At the end of the 1990s, more and more travelers from across the country began visiting Laomudeng. They would hike throughout the day and stay in the village overnight.
Those visitors chose to stay at Yu’s home because he was the only person who was able to speak Mandarin in the village back then.
As time passed, more and more travelers opted to stay with Yu and his wife, who cooked authentic Nu cuisine and prepared traditional songs and dances for them, free of charge. People began suggesting to Yu that he start an inn so he could accommodate more visitors. He agreed after consideration.
In 2001, with the help of his relatives and friends, he opened the village’s first inn — a tile-roofed house with eight beds — near his home.
Soon, Yu and his wife became more well-known for the service they provided and attracted even more visitors, some of whom even lent money to the couple to help them upgrade and expand the inn twice.
The house with eight beds became two bigger ones with a total of 33 rooms in 2016. After that, the inns collectively earned an average annual revenue of around 450,000 yuan ($64,649) before the COVID-19 epidemic broke out in China.
Travelers have played a key role in the couple’s success. Aside from lending money, some have also voluntarily promoted the accommodations and even assisted in the design of the second inn, for which Yu has expressed gratitude.
“Truthfully, it is very hard to run the inns — being busy from morning to night every day,” he said. “But, doing this work has allowed me to make a large number of good friends from across the country who have helped me, encouraged me and warmed me. That has made me feel happy.”

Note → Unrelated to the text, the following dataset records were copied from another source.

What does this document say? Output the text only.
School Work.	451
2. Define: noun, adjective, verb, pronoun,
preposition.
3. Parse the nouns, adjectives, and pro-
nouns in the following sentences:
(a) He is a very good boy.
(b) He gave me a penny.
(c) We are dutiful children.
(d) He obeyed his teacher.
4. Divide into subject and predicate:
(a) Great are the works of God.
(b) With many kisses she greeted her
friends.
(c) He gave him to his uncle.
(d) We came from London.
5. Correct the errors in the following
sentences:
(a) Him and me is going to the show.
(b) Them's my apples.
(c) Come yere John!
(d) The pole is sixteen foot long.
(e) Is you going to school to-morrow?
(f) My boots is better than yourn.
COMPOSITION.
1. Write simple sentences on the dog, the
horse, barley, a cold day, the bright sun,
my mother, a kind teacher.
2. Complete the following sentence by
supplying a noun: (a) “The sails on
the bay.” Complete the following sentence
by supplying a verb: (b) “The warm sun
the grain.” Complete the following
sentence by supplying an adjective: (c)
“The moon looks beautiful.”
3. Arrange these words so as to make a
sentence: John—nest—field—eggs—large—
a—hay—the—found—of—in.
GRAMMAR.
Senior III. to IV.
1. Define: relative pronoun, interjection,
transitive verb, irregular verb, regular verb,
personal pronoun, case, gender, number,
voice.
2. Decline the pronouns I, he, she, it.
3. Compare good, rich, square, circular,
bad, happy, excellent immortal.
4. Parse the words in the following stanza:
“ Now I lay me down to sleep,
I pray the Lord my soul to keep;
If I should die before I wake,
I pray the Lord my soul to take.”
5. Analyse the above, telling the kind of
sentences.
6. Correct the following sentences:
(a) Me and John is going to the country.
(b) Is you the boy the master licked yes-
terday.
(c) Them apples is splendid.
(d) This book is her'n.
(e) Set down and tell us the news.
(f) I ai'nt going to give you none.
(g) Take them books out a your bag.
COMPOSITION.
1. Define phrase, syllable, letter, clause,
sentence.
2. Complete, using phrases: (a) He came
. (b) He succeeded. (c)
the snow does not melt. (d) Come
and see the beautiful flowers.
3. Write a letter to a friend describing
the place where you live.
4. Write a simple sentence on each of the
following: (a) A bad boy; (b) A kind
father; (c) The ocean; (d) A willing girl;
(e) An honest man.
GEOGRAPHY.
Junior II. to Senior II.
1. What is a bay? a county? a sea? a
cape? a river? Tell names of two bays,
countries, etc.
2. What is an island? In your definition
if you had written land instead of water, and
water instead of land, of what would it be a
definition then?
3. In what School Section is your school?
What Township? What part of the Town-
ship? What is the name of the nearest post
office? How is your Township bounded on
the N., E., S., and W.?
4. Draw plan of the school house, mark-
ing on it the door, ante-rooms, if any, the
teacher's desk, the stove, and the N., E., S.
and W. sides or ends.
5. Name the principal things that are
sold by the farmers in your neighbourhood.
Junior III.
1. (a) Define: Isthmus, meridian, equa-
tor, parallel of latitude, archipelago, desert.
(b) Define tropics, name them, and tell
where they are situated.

Yu’s success has motivated other villagers to follow in his footsteps. After learning about the business from Yu and his wife, some started their own businesses. Laomudeng now has 33 inns and restaurants, which have attracted more and more guests from various parts of the country.
During the seven-day Spring Festival holiday this year, nearly 10,000 people enjoyed the scenery, food and traditional dance performances in the village. “Our village is getting better, and there are an increasing number of visitors. Most of our villagers have escaped poverty through their tourism businesses,” Yu said. “I love my job, so I will stick with it no matter how hard it may be or how tired I am.”